Hence the ratio of imports to exports= 13,000/13,726 = 1.06 using the data of 1951 trade in US. This showed that the trade close to equilibrium between the imports and exports but it still ment that US was slight labor intensive, and after calculating without natural resource industries the ratio fell further more to 0.88 which eliminates the paradox because the ratio was below 1 meaning that US imported more Labor intensive than capital intensive proving the H-O theory correct. This was because in 1965 Kenen excluded the natural resource content to prove the theory wrong.

Conclusion
Logical the H-0 theory shows that its is correct when trying to prove comparative advantage, while the Leontief paradox bases its research test only on USA, the first test by Leontief was made with the data affected by the world war 2 which showed that the US was Labor intensive and was exporting more Labor intensive commodities Also another factor, a more general source of bias is that Leontief used two-factor model (abour and capital), thus abstracting from other factors such as natural resources (soil, climate, minerals). However the commodity might be intensive in either of the 2 factors. US trade policy was also another factor that was a source of bais in the Leontief study, in 1956 Kravis found that the most heavily protected industries in the US were the Labor intensive industries.
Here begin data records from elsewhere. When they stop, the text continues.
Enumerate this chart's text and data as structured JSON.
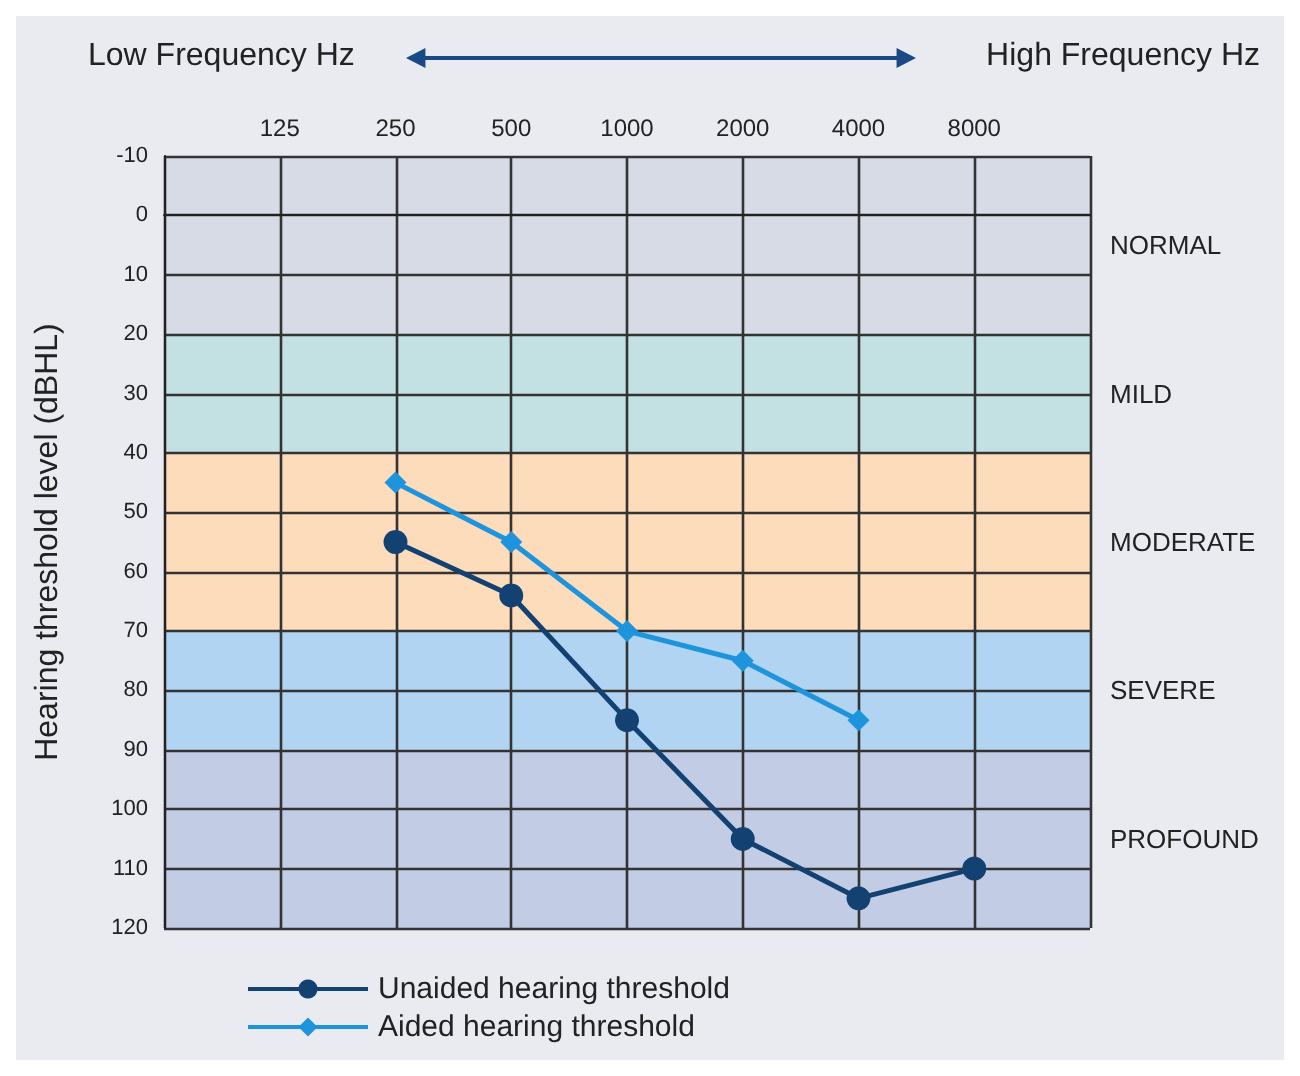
{
  "chart_data": {
    "type": "line",
    "annotations": [
      "Low Frequency Hz",
      "High Frequency Hz"
    ],
    "ylabel": "Hearing threshold level (dBHL)",
    "categories": [
      null,
      "125",
      "250",
      "500",
      "1000",
      "2000",
      "4000",
      "8000",
      null
    ],
    "series": [
      {
        "name": "Unaided hearing threshold",
        "color": "#134272",
        "marker": "circle",
        "values": [
          null,
          null,
          55,
          64,
          85,
          105,
          115,
          110,
          null
        ]
      },
      {
        "name": "Aided hearing threshold",
        "color": "#1e94dc",
        "marker": "diamond",
        "values": [
          null,
          null,
          45,
          55,
          70,
          75,
          85,
          null,
          null
        ]
      }
    ],
    "ylim": [
      120,
      -10
    ],
    "yticks": [
      -10,
      0,
      10,
      20,
      30,
      40,
      50,
      60,
      70,
      80,
      90,
      100,
      110,
      120
    ],
    "grid": true,
    "legend": "bottom",
    "line_style": "solid",
    "bands": [
      {
        "axis": "y",
        "from": -10,
        "to": 20,
        "label": "NORMAL",
        "color": "#d6dbe6"
      },
      {
        "axis": "y",
        "from": 20,
        "to": 40,
        "label": "MILD",
        "color": "#c3e1e2"
      },
      {
        "axis": "y",
        "from": 40,
        "to": 70,
        "label": "MODERATE",
        "color": "#fddcbc"
      },
      {
        "axis": "y",
        "from": 70,
        "to": 90,
        "label": "SEVERE",
        "color": "#b0d4f1"
      },
      {
        "axis": "y",
        "from": 90,
        "to": 120,
        "label": "PROFOUND",
        "color": "#c3cce5"
      }
    ]
  }
}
Another bias source of Leontief was the fact that he included the measure of capital, only physical capital such as machinery, and completely ignored Human capital. The influence of Research and development on US exports, the knowledge capital resulting from R&D leads to an increase in the value of output derived from a given stock of material and human labor which was not considered by Leontief. Although these theories provide a general explanation of why nations trade, they have been criticised on several grounds: Nations do not initiate trade: this is done by individuals or individual firms within nations. There must be perfect information and perfect competition between trading partners, which is never the case. They are limited because they do not look at either the transfer of goods or direct investments. They do not recognise the influence of technology and expertise in the areas of marketing and management.

They are many other theories that are involved in arguing against the H-O and Leontief paradox theory, but it seems like the H-O theory is much more expected by the economist rather than the Leontief theory.